Ketika saya tanya bagaimana kok semaju ini usahanya, laku apa yang Anda lakukan? Jawabnya, "Di samping bekerja di atas rata-rata umum, aku berhenti merokok ketika aku sudah merasakan kecanduan rokok. Dan aku merokok kembali ketika aku sudah berhasil berhenti rokok. Ini laku prihatinku." Aneh?

Rasa yakni cita-cita dan keinginan Anda adalah doa. Seperti yang pernah saya sampaikan, bahwa doa ketika getaran kepentingan nafsunya lebih besar dari getaran kemurnian hatinya, maka doa yang terpancar ke sisi-Nya adalah nafsu. Ketika nafsu yang bergetar kepada-Nya, tentu doa tidak terangkat. Maka ini, ketika Anda mencari dompet yang keselip di kamar justru tidak ketemu-ketemu, setelah Anda lupa justru dompet ketemu. Ini karena ketika Anda ngoyo mencari dompet, getaran nafsu yang justru terpancar kepada-Nya, bukan kemurniaan hati. Ketika Anda sudah rileks tidak mencari-cari dompet, hati Anda rileks kembali, sehingga doa makbul, dompet ketemu.

Ketika Anda sudah merasa enak dengan candu rokok, merasa nyaman, nafsu mengiyakan apa yang Anda rasakan. Ketika Anda merasa nyaman dengan puasa, tahajud, sedekah dan sebagainya, ink nafsu tanpa Anda sadari mengiyakan, karena nafsu sudah nyaman di sana.

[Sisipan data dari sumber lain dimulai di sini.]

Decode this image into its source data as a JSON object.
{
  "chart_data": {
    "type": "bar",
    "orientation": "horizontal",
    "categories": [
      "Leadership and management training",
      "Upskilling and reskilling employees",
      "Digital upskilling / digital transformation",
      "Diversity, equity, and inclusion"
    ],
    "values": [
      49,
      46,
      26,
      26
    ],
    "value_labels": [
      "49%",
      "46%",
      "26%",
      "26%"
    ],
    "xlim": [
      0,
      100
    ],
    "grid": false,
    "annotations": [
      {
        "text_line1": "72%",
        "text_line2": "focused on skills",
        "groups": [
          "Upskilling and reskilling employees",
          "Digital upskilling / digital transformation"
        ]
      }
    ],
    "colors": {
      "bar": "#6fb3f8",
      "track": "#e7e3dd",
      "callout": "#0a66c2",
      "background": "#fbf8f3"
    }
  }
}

Akhirnya, Anda yang sudah matian-matian berjuang menaklukan nafsu, justru terjebak dalam kubang yang sama.

Teman saya, ketika sudah nyaman berhenti merokok, nafsu sudah menyetujui, dan sebaliknya ketika teman saya sudah nyaman merokok juga nafsu sudah menyetujui. Ketika segala prilaku Anda sudah disetujui oleh nafsu, ya itu sudah jadi nafsu. Sehingga teman saya memilih berhenti rokok kalau sudah nyaman merokok, merokok kembali kalau sudah nyaman berhenti merokok.

Dengan trik ini, maka rasa yang mengelola doa Anda steril dari nafsu, sehingga kemurnian hati yang terpanjat kepada-Nya dari rasa hati Anda.

Karena inti riyādhathun nafsi (tirakat nafsu) adalah Anda mengingkari dan melawan keinginan nafsu. Bila berhenti merokok sudah nyaman atau merokok sudah merasa nyaman itu hakikatnya Anda tidak lagi riyadhah nafsu, tetapi melayani nafsu.

Namun ini hanya salah satu trik, karena mungkin ada sisi hidup Anda yang tercapainya doa dari trik ini. Seperti kemarin pagi, asa wali santri menemui saya di rumah, ia mengeluh kalau ia sangat ingin punya anak menjadi ulama, cintanya pada ulama mengantarnya ke cita-cita ini. Tapi realita yang ia hadapi justru si anak nakalnya tidak karuan di pondok, malah akhir-akhir si anak minta keluar dari pondok tidak kerasan. Ia mengaku sudah banyak ijazah wirid yang ia amalkan agar anaknya nurut dan sukses di pesantren. Namun makin ia getol mengamalkan wirid justru si anak makin liar tidak terkendali.

Melihat itu, saya langsung nasehatkan, "Hentikan wirid Bapak itu. Hentikan! Alihkan tahajud Anda untuk berserah pasrah kepada Allah. Bapak punya cita-cita baik, tetapi itu justru menjadi nafsu Bapak," lalu saya jelaskan tentang sistem kemurnian doa sebagaimana saya sebutkan di atas. Dan akhirnya ia pamit pulang sambil ngomong, "Bodohnya aku. Anak milik Allah kenapa aku yang harus menentukan kebaikannya." Saya membatin, "Kena lo!!!"

Begitulah mungkin adakalanya Anda butuh trik ini untuk menyampaikan doa pada-Nya, syukur di khusyuk dan istiqamah Anda sudah terkabul.

Dan, teman saya dapat gemilang dengan trik itu, karena hakikatnya penghijab semua doa Anda adalah getaran nafsu Anda. Cerdaslah!!!